Jazzfestival Saalfelden feiert seine 33. Ausgabe

Alte Recken und junge Racker, Wilde und Wirtschaftsfaktor

von kulturvollzug

Aufregend: Hasse Poulsen. Alle Fotos: Ssirus W. Pakzad

Schon die Anreise lohnt sich: durchs schöne Bayern, am Chiemsee vorbei, über Traunstein, dann ins wilde Salzburger Land – bis die Augen nach gut zwei Stunden Fahrt endlich im „Steinernen Meer“ baden können – einem imposanten Gebirgszug. Am Fuße des Massivs liegt Saalfelden – eine Gemeinde, von der man denken sollte, dass sie nur Trachtler und Jodler willkommen heißt. Stattdessen aber ist sie seit den mittleren 70er Jahren Anzugspunkt für die wichtigsten Denker des Jazz und die Fans dieser Musik. Hier im Pinzgau ging jetzt das 33. Jazzfestival Saalfelden über diverse Bühnen.

Die Intendanten Michaela Mayer und Mario Steidl.

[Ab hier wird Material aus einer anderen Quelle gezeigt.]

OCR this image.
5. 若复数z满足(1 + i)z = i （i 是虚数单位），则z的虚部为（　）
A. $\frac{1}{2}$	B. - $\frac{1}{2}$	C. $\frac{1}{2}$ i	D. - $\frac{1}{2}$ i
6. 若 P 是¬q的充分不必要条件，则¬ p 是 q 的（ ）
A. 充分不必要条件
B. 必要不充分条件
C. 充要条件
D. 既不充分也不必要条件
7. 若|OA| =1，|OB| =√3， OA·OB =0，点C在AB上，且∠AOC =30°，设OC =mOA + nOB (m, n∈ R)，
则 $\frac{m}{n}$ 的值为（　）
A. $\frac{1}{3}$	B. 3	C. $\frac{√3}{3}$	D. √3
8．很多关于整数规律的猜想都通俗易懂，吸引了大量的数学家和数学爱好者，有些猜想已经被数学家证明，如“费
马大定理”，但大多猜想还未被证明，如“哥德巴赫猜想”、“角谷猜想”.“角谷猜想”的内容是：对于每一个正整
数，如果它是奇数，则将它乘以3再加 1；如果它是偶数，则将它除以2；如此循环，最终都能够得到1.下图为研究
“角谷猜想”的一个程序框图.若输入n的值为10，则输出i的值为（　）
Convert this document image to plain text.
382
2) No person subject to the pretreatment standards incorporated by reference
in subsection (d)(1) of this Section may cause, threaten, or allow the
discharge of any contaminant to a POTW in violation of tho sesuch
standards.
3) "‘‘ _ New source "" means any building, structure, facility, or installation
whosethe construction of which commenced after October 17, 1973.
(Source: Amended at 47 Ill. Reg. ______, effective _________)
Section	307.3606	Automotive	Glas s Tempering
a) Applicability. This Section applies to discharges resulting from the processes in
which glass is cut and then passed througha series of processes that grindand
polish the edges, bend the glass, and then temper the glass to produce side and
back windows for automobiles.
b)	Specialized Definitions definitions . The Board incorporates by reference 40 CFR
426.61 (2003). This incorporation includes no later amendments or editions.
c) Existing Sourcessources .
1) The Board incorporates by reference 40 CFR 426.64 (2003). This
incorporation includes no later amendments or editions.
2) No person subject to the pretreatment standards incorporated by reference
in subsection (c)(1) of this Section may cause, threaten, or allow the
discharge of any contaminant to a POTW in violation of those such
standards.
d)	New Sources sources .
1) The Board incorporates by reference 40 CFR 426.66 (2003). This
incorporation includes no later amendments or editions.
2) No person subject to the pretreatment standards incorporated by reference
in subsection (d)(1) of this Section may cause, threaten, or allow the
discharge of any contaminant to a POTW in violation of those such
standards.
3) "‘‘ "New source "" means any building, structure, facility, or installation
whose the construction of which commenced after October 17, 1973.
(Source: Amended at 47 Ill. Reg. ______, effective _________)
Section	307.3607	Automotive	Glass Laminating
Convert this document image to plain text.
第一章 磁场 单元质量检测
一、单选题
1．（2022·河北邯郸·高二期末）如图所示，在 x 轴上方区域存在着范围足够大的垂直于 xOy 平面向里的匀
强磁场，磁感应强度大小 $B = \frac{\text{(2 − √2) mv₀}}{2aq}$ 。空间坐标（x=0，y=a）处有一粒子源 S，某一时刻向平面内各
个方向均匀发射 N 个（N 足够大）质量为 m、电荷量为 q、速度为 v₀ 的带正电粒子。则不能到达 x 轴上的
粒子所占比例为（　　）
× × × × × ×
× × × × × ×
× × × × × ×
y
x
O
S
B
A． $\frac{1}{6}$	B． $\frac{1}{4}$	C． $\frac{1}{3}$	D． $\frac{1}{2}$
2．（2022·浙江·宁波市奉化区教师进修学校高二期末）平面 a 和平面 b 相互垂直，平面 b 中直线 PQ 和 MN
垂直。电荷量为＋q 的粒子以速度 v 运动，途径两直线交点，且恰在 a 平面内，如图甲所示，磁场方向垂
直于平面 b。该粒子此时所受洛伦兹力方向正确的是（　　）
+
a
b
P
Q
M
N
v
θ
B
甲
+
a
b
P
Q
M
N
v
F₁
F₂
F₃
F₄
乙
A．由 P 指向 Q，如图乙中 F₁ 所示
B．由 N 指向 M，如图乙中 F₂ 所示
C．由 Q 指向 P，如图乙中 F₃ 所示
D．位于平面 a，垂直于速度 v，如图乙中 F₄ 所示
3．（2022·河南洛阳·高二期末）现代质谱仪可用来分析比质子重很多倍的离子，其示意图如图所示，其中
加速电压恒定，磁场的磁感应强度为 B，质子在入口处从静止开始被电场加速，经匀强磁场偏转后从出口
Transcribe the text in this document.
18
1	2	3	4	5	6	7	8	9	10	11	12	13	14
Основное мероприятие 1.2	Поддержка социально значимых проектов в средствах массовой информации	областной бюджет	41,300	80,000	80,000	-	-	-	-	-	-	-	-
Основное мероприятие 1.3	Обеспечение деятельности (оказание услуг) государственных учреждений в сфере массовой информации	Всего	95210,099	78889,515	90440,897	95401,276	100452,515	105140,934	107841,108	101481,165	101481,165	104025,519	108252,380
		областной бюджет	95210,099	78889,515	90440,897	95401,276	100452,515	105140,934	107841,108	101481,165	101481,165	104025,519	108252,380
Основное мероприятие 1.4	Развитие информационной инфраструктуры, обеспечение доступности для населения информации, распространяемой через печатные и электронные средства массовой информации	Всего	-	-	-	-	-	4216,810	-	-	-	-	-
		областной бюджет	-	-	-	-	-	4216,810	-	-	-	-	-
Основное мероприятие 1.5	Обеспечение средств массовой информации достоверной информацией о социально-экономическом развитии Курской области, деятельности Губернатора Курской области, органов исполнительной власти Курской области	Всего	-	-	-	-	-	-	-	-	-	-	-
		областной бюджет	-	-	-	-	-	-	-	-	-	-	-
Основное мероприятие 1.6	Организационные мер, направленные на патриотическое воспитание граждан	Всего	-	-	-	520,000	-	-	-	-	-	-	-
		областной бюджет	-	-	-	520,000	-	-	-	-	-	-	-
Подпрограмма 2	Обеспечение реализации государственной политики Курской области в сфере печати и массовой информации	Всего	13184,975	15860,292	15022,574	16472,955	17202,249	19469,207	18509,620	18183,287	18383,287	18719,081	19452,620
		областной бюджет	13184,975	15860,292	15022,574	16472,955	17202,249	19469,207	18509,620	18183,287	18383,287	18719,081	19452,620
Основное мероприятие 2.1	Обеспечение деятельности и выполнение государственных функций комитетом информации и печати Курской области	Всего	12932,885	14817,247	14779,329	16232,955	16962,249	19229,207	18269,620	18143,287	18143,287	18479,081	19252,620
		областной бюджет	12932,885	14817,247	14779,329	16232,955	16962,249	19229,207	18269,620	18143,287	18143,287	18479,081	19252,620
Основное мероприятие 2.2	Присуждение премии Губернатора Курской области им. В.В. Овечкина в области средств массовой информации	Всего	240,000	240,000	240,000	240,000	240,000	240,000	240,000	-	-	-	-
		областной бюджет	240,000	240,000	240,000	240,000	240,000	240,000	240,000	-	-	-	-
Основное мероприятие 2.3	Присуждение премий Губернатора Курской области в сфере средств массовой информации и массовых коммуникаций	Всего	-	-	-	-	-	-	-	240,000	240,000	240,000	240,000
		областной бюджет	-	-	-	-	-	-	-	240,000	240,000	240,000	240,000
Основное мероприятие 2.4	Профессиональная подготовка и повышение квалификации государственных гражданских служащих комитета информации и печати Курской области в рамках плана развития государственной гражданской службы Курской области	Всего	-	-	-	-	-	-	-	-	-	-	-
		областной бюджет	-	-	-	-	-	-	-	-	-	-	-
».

Am Anfang taten sich die Einheimischen schon schwer mit all den Wilden, die ins Salzburger Land pilgerten, um diese fremdartige Musik zu konsumieren, die keinem Gesetz zu gehorchen schien, außer dem des Chaos. Schilder wie „Teilnehmer des Jazz-Festes in diesem Gastbetrieb nicht erwünscht“ fanden sich in manchem Fenster. Aber die Einstellung der Bürger hat sich gründlich gewandelt – kein Wunder, ist das Internationale Jazzfestival Saalfelden doch zu einem echten Wirtschaftsfaktor in der Region geworden, die sonst mit Skifahrern und Bergwanderern Umsatz macht.

Darin baden die Augen: das Steinerne Meer.

Von Anfang an war das Programm des Festivals denen vorbehalten, die nicht die alten Traditionen tot ritten. Hier waren immer schon Visionäre,   Konzeptkünstler, Avantgardisten gefragt. Diese Ausrichtung kam nach einer Zwangspause sogar noch deutlicher zum Tragen. Seit die Intendanten Michaela Mayer und Mario Steidl übernommen haben, geht es verstärkt darum aufzuzeigen, was der Jazz nach über hundert Jahren Existenz immer noch zu leisten vermag, mit welchen anderen Gattungen er sich einlässt, an welchem Punkt seiner Evolution er angekommen ist. Die Bands und Künstler, die die beiden einladen, locken nicht nur Gäste aus der näheren Umgebung und aus München oder Salzburg an. Backstage tummelten sich Medienvertreter und Unternehmer aus aller Welt (Verkehrssprache: Englisch, mit Akzent), und auch die zahlenden Zuhörer reisen von überall her ins Pinzgau.

Beherrscht das Wechselspiel zwischen Struktur und Freiheit: Gerry Heimgway.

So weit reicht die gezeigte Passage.